ISO14001:2015の6.1.2で、「環境側面」を特定した後に、その中から「著しい環境側面」を特定することが求められているのもそのためです。

(ISO14001:2015の「6.1.2 環境側面」の要求事項については、以下の関連ブログもご覧ください↓)

https://j-vac.co.jp/14001_lecture_6-1-2-1/

≫【ISO14001規格解説】のビデオの「6 計画」の中でも「6.1.2 環境側面」の要求事項を解説していますので、ぜひご覧ください(1,000円で1ヶ月間お試しレンタルいただけます)。

【ISO14001規格解説】ビデオはこちら

明確な基準に基づいて「著しい環境側面」を絞り込む

但し、このとき闇雲に「著しい環境側面」を決めれば良いわけではありません。重要なことは、「著しい環境側面」を絞り込む際の明確な「基準」を持つことであり、それによって論理的に一貫した形で「著しい環境側面」が特定できることです。明確な基準がないと、「気分」で決めてしまうことになり、そうすると決める人によって何が「著しい環境側面」かが変わってきてしまう、ということが起こってしまいます。

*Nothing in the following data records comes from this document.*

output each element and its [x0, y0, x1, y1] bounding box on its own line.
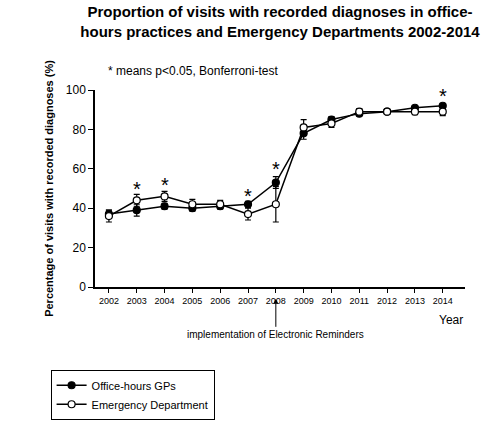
svg-text:Proportion of visits with reco: Proportion of visits with recorded diagn… [80, 3, 480, 40]
svg-text:2003: 2003 [127, 296, 147, 306]
svg-text:Percentage of visits with reco: Percentage of visits with recorded diagn… [43, 60, 55, 317]
svg-text:2006: 2006 [210, 296, 230, 306]
svg-text:2011: 2011 [350, 296, 369, 306]
svg-text:0: 0 [79, 280, 86, 294]
svg-text:*: * [244, 185, 252, 207]
svg-text:2007: 2007 [238, 296, 258, 306]
svg-text:60: 60 [72, 162, 86, 176]
svg-text:2008: 2008 [266, 296, 286, 306]
svg-text:20: 20 [72, 241, 86, 255]
svg-text:2004: 2004 [155, 296, 175, 306]
svg-text:2002: 2002 [99, 296, 119, 306]
svg-text:2010: 2010 [321, 296, 341, 306]
svg-text:2013: 2013 [405, 296, 425, 306]
svg-text:Office-hours GPs: Office-hours GPs [92, 380, 177, 392]
svg-text:* means p<0.05, Bonferroni-tes: * means p<0.05, Bonferroni-test [108, 64, 278, 78]
svg-text:Emergency Department: Emergency Department [92, 399, 208, 411]
svg-text:40: 40 [72, 201, 86, 215]
svg-text:implementation of Electronic R: implementation of Electronic Reminders [187, 329, 364, 340]
svg-text:2014: 2014 [433, 296, 453, 306]
svg-text:*: * [133, 178, 141, 200]
svg-text:80: 80 [72, 123, 86, 137]
svg-text:2012: 2012 [377, 296, 397, 306]
svg-text:*: * [439, 85, 447, 107]
svg-text:2009: 2009 [294, 296, 314, 306]
svg-text:2005: 2005 [182, 296, 202, 306]
svg-text:100: 100 [66, 83, 86, 97]
svg-text:*: * [272, 158, 280, 180]
svg-text:*: * [161, 174, 169, 196]
svg-text:Year: Year [439, 313, 463, 327]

「著しい環境側面」は、組織の環境活動の出発点とも言える重要な要素です。これを間違ってしまうと、環境にとってあまり効果のない、意味のないことに重要な資源を浪費してしまう、という無駄なことが起こりかねません。そのようなことのないよう、論理的で明確な基準に基づいて、意味のある「著しい環境側面」を特定できるようにしましょう。

まとめ

「環境側面」は環境に影響を与える原因となる要素であり、「著しい環境側面」はその中でもより重要なもの。「環境側面」の中から、論理的で明確な基準に基づいて適切な「著しい環境側面」を特定することが、効果的な環境活動を実施していく上で不可欠。